En el Perú, aparte de tener grandes riquezas naturales, tenemos leyes hasta para exportar. Leyes que nunca se cumplen, que son letra muerta, que están ahí por que para eso son los compendios de leyes.
Una de esas leyes que nadie toma en cuenta, que todos sabemos que existe pero que no tomamos en cuenta su contenido, es la Ley General de Pesca, DL No. 25977, que en el Título XI, Capítulo 1, Artículo 76, prohíbe extraer especies hidrobiológicas con métodos ilícitos, como el uso de explosivos, materiales tóxicos, sustancias contaminantes y otros elementos cuya naturaleza ponga en peligro la vida humana o los propios recursos hidrobiológicos, así como llevar a bordo tales materiales.
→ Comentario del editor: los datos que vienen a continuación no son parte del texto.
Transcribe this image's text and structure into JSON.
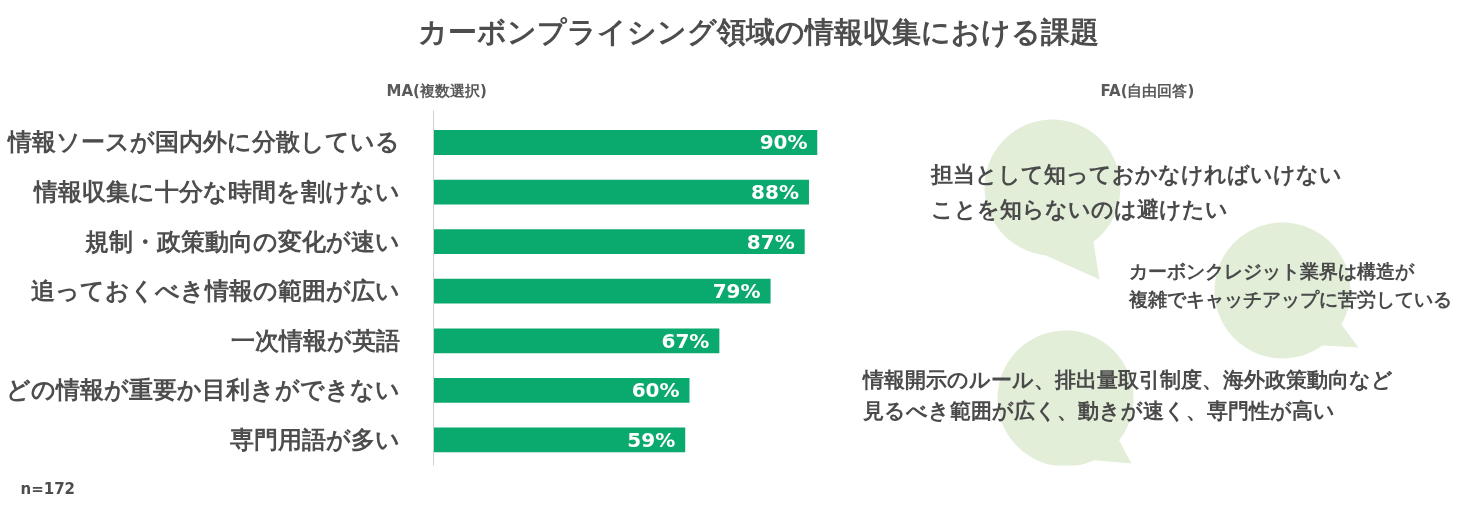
{
  "chart_data": [
    {
      "type": "bar",
      "orientation": "horizontal",
      "title": "カーボンプライシング領域の情報収集における課題",
      "subtitle": "MA(複数選択)",
      "categories": [
        "情報ソースが国内外に分散している",
        "情報収集に十分な時間を割けない",
        "規制・政策動向の変化が速い",
        "追っておくべき情報の範囲が広い",
        "一次情報が英語",
        "どの情報が重要か目利きができない",
        "専門用語が多い"
      ],
      "values": [
        90,
        88,
        87,
        79,
        67,
        60,
        59
      ],
      "value_labels": [
        "90%",
        "88%",
        "87%",
        "79%",
        "67%",
        "60%",
        "59%"
      ],
      "color": "#0aa96e",
      "tick_labels": "y",
      "annotations": [
        "n=172"
      ]
    },
    {
      "type": "other",
      "title": "FA(自由回答)",
      "annotations": [
        "担当として知っておかなければいけないことを知らないのは避けたい",
        "カーボンクレジット業界は構造が複雑でキャッチアップに苦労している",
        "情報開示のルール、排出量取引制度、海外政策動向など見るべき範囲が広く、動きが速く、専門性が高い"
      ]
    }
  ]
}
En buen cristiano, en lenguaje común y corriente, en vocabulario de calle, dice que no se puede pescar utilizando dinamita ni barbasco porque su uso es nocivo  para la gente que consuma  peces  que han sido pescados con ellos.
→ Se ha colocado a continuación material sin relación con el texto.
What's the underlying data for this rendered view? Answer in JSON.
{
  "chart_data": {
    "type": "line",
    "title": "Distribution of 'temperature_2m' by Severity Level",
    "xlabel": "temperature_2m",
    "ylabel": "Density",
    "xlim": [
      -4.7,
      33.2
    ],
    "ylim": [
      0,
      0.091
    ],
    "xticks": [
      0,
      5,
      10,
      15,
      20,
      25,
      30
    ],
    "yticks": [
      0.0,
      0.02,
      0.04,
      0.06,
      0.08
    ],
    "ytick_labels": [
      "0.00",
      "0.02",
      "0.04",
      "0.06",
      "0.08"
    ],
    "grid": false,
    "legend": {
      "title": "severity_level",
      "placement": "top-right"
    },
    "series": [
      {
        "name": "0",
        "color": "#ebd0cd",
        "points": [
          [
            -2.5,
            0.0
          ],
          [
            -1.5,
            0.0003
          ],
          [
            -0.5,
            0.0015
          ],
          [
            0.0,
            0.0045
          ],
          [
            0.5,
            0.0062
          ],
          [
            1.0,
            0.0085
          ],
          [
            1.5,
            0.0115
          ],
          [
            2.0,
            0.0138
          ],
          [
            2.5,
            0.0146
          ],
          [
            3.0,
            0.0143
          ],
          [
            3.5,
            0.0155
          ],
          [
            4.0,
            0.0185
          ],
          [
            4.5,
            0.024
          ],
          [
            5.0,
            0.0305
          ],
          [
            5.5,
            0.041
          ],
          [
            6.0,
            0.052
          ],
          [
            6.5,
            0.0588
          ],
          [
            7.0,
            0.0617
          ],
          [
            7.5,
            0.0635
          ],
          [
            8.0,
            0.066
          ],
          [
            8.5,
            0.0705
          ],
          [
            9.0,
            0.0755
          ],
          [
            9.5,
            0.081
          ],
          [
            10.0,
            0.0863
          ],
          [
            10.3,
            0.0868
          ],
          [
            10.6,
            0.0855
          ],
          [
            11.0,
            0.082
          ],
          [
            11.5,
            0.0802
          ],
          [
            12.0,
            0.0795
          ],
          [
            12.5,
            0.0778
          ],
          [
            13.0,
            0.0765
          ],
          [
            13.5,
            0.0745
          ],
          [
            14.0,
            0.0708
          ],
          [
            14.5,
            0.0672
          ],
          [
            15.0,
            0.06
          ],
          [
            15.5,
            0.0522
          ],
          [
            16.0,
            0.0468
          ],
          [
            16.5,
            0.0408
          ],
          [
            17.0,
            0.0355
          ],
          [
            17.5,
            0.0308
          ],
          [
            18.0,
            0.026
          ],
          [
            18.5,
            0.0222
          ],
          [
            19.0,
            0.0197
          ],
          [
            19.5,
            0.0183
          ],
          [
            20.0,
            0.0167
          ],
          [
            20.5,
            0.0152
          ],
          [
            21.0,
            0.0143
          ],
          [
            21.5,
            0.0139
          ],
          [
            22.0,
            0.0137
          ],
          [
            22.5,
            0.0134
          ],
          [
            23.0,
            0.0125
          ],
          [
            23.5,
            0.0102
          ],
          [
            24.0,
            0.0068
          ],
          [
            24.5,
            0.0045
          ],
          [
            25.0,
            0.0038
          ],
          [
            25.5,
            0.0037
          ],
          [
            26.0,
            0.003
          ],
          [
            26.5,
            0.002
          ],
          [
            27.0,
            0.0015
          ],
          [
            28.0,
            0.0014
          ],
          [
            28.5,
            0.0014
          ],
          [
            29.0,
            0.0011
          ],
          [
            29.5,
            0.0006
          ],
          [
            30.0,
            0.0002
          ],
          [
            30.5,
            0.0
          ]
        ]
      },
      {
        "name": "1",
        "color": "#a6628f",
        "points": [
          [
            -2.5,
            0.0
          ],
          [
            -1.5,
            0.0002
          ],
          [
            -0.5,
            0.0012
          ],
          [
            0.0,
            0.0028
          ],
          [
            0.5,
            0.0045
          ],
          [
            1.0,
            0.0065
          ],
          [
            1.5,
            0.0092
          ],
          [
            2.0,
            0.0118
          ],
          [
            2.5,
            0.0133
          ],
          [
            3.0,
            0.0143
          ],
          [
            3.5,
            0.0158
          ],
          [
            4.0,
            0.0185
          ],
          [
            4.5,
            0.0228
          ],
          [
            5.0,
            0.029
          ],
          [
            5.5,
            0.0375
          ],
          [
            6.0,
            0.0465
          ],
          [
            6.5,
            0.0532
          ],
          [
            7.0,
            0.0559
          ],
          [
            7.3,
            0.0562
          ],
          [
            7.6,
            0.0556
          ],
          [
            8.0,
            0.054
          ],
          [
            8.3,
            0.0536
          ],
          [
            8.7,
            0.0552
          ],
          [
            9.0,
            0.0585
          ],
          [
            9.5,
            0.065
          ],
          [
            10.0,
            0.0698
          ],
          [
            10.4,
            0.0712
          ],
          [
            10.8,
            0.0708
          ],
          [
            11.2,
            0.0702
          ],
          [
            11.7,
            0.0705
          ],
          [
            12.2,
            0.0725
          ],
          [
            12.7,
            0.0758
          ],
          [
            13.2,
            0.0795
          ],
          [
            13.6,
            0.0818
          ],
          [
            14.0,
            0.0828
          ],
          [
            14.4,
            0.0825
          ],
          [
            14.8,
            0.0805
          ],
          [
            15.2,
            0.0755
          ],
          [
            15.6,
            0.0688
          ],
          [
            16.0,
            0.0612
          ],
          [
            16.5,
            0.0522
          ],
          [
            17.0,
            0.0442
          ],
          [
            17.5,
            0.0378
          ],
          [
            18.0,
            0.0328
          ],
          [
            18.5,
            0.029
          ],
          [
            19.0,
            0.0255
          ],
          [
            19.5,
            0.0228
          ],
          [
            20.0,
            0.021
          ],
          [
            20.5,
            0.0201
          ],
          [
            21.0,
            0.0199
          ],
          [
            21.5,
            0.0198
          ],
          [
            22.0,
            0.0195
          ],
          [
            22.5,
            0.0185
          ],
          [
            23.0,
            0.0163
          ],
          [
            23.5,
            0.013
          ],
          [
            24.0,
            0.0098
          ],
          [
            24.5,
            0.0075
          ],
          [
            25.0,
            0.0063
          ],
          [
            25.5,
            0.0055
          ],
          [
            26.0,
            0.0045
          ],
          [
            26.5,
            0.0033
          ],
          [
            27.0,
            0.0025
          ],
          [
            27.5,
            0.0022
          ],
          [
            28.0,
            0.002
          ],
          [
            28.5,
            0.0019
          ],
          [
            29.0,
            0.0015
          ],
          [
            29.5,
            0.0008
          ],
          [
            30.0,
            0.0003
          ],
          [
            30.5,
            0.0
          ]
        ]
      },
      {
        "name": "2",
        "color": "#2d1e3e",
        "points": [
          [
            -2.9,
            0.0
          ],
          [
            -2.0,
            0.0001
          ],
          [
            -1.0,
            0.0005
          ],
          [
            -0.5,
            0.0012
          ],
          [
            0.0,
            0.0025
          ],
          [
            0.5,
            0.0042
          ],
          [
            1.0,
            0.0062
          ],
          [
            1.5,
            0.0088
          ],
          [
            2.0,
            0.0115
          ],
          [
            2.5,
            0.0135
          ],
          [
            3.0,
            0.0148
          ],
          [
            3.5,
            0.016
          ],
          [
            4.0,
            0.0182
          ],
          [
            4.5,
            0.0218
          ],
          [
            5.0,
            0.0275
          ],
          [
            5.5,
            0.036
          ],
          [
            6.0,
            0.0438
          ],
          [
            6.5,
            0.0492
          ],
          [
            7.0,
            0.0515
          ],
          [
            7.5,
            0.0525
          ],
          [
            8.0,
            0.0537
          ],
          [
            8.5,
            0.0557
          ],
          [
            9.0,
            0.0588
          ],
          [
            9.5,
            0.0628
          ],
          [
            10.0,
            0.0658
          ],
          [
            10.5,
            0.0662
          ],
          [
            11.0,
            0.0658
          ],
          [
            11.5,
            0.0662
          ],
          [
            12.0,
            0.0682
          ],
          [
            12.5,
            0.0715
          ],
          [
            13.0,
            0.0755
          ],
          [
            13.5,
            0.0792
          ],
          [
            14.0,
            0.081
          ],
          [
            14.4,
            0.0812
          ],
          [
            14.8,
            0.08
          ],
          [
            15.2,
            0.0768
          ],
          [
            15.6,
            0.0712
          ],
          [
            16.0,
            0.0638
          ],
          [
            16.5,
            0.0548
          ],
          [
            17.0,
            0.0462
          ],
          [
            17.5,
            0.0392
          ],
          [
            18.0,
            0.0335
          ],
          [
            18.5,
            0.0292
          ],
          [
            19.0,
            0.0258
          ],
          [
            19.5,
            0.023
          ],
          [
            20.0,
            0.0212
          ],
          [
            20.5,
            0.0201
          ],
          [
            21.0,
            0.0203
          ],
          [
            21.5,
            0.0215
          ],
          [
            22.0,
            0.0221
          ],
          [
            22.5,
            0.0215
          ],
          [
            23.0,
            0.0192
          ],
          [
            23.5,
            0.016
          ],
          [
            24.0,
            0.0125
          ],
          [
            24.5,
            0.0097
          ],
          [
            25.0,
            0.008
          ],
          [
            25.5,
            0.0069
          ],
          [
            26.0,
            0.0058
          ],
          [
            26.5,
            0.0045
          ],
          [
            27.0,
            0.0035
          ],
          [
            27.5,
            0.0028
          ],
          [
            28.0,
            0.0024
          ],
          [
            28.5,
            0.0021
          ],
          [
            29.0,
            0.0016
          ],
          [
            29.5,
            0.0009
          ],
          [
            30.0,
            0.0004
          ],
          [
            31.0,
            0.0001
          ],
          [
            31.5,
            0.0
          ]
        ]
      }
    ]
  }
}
En esta misma edición,  se incluye una nota sobre este tema que debería preocupar a las autoridades de ese sector para llegar con más material informativo sobre los daños que ocasiona el uso de estos elementos en la pesca artesanal, educar al pescador para que tome conciencia de lo peligroso y dañino que resulta manipular artefactos explosivos, así como sustancias tóxicas para lograr una mayor cantidad de pesca.
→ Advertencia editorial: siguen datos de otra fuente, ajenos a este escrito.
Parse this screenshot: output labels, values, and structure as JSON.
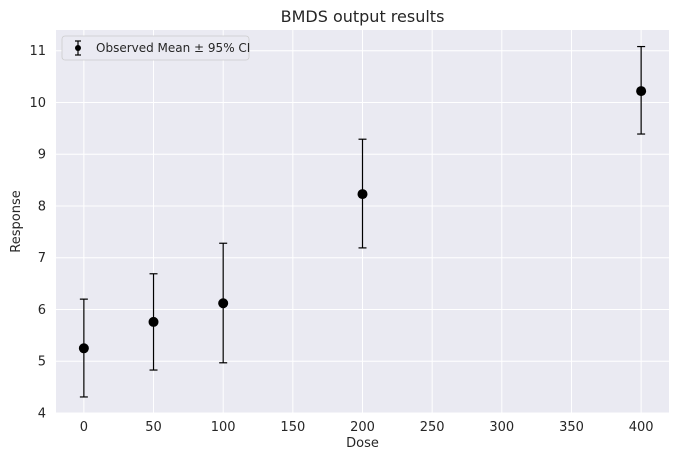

Los especialistas alertan a la población, que el uso de estos agentes mortíferos atenta contra otras especies como el delfín de río (bufeo gris y colorado), lo que no se puede permitir bajo ningún punto de vista. En este caso hay que actuar con firmeza, por la defensa de la vida humana y animal.
Si las leyes se dan para prohibir, proteger, facultar  e  incentivar  determinados aspectos, hay que hacerlas cumplir y no dejar pasar hechos que a la larga nos pueden perjudicar grandemente.